Design A Rate Limiter
In network systems, a rate limiter controls the rate of traffic sent by clients or services. In the context of HTTP, a rate limiter restricts the number of client requests within a specified period. Excess requests are blocked once the defined threshold is exceeded. Examples include:
- A user can create no more than 2 posts per second.
- A maximum of 10 accounts can be created per day from the same IP address.
- Rewards can be claimed no more than 5 times per week from the same device.
Before diving into the design, let’s explore the benefits of an API rate limiter:
- Prevent DoS Attacks: Rate limiting helps prevent resource exhaustion caused by Denial of Service (DoS) attacks, whether intentional or unintentional. Most large tech companies enforce rate limiting on their APIs (e.g., Twitter limits tweets, Google Docs APIs have read request limits). Blocking excess calls safeguards resources.
- Reduce Cost: Limiting requests reduces operational costs, especially for companies using paid third-party APIs (e.g., credit checks, payment processing, health record retrieval). Efficiently managing API calls is crucial for cost control.
- Prevent Server Overload: Rate limiters filter out excessive requests from bots or misbehaving users, reducing the load on servers and maintaining system stability.
Step 1: Understand the Problem and Establish Design Scope
Rate limiting can be implemented using various algorithms, each with its strengths and weaknesses. Clarifying the type of rate limiter we are building is essential.
Clarification Questions & Assumptions:
- Type of Rate Limiter: Server-side API rate limiter.
- Throttling Basis: Flexible enough to support various throttle rules (e.g., based on IP, user ID).
- System Scale: Must handle a large number of requests.
- Distributed Environment: Yes, the system will work in a distributed environment.
- Implementation: A design decision (separate service or in application code).
- User Notification: Yes, users should be informed when their requests are throttled.
Requirements Summary:
- Accurately limit excessive requests.
- Low latency: Should not slow down HTTP response time.
- Memory efficiency: Use as little memory as possible.
- Distributed rate limiting: Shareable across multiple servers or processes.
- Exception handling: Provide clear exceptions to throttled users.
- High fault tolerance: The rate limiter should not be a single point of failure.
Step 2: Propose High-Level Design and Get Buy-in
We will use a basic client-server communication model.

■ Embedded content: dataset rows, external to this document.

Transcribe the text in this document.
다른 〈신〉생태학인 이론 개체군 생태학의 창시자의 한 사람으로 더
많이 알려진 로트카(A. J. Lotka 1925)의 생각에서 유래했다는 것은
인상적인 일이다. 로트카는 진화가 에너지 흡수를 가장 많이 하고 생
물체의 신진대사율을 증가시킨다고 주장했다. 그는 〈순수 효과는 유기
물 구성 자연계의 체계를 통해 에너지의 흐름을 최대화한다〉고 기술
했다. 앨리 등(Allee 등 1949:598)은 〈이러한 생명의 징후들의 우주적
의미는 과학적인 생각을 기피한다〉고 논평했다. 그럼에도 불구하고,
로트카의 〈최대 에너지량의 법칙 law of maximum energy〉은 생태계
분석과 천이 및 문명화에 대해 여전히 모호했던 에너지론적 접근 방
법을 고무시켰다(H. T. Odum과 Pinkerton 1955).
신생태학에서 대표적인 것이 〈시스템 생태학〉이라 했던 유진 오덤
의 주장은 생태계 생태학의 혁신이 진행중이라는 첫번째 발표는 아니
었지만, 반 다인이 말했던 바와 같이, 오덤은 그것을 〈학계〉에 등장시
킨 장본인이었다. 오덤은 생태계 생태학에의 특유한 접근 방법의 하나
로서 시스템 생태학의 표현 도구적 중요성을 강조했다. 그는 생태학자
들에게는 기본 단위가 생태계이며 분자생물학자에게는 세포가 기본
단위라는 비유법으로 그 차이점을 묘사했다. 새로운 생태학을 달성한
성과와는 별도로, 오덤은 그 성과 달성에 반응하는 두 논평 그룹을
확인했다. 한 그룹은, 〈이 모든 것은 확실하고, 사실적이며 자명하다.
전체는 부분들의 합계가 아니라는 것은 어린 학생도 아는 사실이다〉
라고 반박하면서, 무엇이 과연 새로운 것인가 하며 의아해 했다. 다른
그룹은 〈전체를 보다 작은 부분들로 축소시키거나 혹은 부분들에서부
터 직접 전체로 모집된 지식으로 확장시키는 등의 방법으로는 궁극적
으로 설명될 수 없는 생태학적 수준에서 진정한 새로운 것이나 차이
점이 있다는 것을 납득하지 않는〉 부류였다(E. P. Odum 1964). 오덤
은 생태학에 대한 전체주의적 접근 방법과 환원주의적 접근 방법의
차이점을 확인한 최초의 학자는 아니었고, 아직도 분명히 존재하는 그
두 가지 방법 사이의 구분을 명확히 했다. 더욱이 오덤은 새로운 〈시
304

Where to Place the Rate Limiter?
Rate limiting can be implemented client-side or server-side. Client-side implementation is generally unreliable due to the ease of forging requests and lack of control over client logic. Therefore, we focus on server-side implementation.
An alternative to placing the rate limiter directly on API servers is to introduce a rate limiter middleware.
If a client sends 3 requests to an API that allows 2 requests per second, the first two requests are processed, while the third is throttled by the middleware, returning an HTTP 429 status code (Too Many Requests).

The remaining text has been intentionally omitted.